« VICTORIA » est un film quasi-expérimental, valable non pas pour ce qu’il raconte mais par la manière dont il le raconte. C’est en effet – que le procédé soit « truqué » ou non – un long plan-séquence de plus deux heures, en temps réel, suivant la nuit d’une jeune Espagnole exilée à Berlin, sa rencontre avec une bande de voyous pas trop futés qui l’entraînent dans un engrenage fatal.

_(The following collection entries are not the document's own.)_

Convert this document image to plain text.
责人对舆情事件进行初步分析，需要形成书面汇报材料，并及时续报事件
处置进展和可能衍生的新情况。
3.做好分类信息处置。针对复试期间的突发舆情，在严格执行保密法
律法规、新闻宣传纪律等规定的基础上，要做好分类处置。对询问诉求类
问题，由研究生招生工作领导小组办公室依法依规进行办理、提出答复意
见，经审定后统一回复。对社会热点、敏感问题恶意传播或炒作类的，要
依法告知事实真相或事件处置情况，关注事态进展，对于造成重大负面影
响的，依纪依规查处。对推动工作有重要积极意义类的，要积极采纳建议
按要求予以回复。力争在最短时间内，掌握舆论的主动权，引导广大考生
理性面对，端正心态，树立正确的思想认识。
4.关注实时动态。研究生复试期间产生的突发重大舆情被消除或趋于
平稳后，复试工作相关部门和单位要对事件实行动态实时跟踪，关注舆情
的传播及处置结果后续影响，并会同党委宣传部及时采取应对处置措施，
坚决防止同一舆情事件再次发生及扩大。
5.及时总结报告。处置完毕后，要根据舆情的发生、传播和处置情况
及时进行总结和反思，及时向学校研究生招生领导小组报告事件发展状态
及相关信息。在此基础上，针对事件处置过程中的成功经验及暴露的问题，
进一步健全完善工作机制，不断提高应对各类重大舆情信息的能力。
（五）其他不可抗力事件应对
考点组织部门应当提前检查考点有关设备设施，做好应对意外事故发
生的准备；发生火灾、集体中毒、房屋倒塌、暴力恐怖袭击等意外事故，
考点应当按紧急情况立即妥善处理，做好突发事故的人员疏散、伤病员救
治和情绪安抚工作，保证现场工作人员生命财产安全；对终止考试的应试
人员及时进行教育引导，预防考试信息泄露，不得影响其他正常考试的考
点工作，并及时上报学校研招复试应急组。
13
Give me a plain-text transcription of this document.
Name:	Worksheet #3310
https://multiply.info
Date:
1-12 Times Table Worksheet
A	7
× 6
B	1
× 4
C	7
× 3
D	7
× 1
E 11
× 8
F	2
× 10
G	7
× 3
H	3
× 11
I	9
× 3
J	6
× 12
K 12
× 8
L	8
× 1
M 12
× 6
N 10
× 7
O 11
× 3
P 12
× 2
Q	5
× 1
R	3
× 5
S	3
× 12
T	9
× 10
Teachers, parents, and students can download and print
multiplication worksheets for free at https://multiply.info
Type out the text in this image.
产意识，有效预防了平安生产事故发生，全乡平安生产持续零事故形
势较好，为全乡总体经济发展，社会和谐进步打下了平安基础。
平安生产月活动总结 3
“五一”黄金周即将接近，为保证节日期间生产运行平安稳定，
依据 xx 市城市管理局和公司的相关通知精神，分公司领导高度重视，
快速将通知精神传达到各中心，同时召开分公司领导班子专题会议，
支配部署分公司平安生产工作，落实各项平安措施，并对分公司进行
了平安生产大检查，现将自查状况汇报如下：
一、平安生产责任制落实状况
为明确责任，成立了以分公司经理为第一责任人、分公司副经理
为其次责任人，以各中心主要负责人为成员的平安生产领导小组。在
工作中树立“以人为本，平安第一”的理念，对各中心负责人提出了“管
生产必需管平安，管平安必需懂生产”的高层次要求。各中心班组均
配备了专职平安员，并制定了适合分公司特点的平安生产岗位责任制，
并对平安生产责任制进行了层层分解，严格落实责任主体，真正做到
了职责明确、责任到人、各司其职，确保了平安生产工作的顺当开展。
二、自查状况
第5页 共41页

Le pari est osé. Les quarante premières minutes – et ça peut être très long, quarante minutes ! – sont consacrées à des scènes quotidiennes en boîte de nuit, à des impros plus ou moins passionnantes dans les rues de Berlin, à l’idylle naissante entre l’agaçante Laia Costa et un des glandeurs alcoolisés. Il faut s’accrocher car l’envie de zapper se fait de plus en plus pressante. Mais quand le scénario se précise, qu’on comprend que la bande de bras-cassés doit commettre un braquage pour le compte d’un gangster et que notre héroïne (un peu stupide) accepte de les suivre, le film s’emballe et entre dans un rythme plus soutenu, montrant nos idiots allant de charybde en scylla.
Le parti-pris du « temps réel » oblige à attendre la suite, quitte à s’infliger d’interminables trajets en voiture, des séquences dialoguées vraiment indigentes et des impasses parfois trop raides. Mais qu’on le veuille ou non, on suit ce qui n’est au fond qu’un banal ersatz de ‘film noir’ jusqu’au bout, pris en otage par ce torrent d’images fluide et ininterrompu, proche du reportage de guerre.
Pari réussi donc, malgré les longueurs et l’absence de substance psychologique ou émotionnelle. On a beau être « accro », on se fiche royalement de ce qui peut arriver aux protagonistes et on sent déjà, en regardant le dernier plan, qu’il ne restera pas grand-chose en mémoire de ces 130 minutes.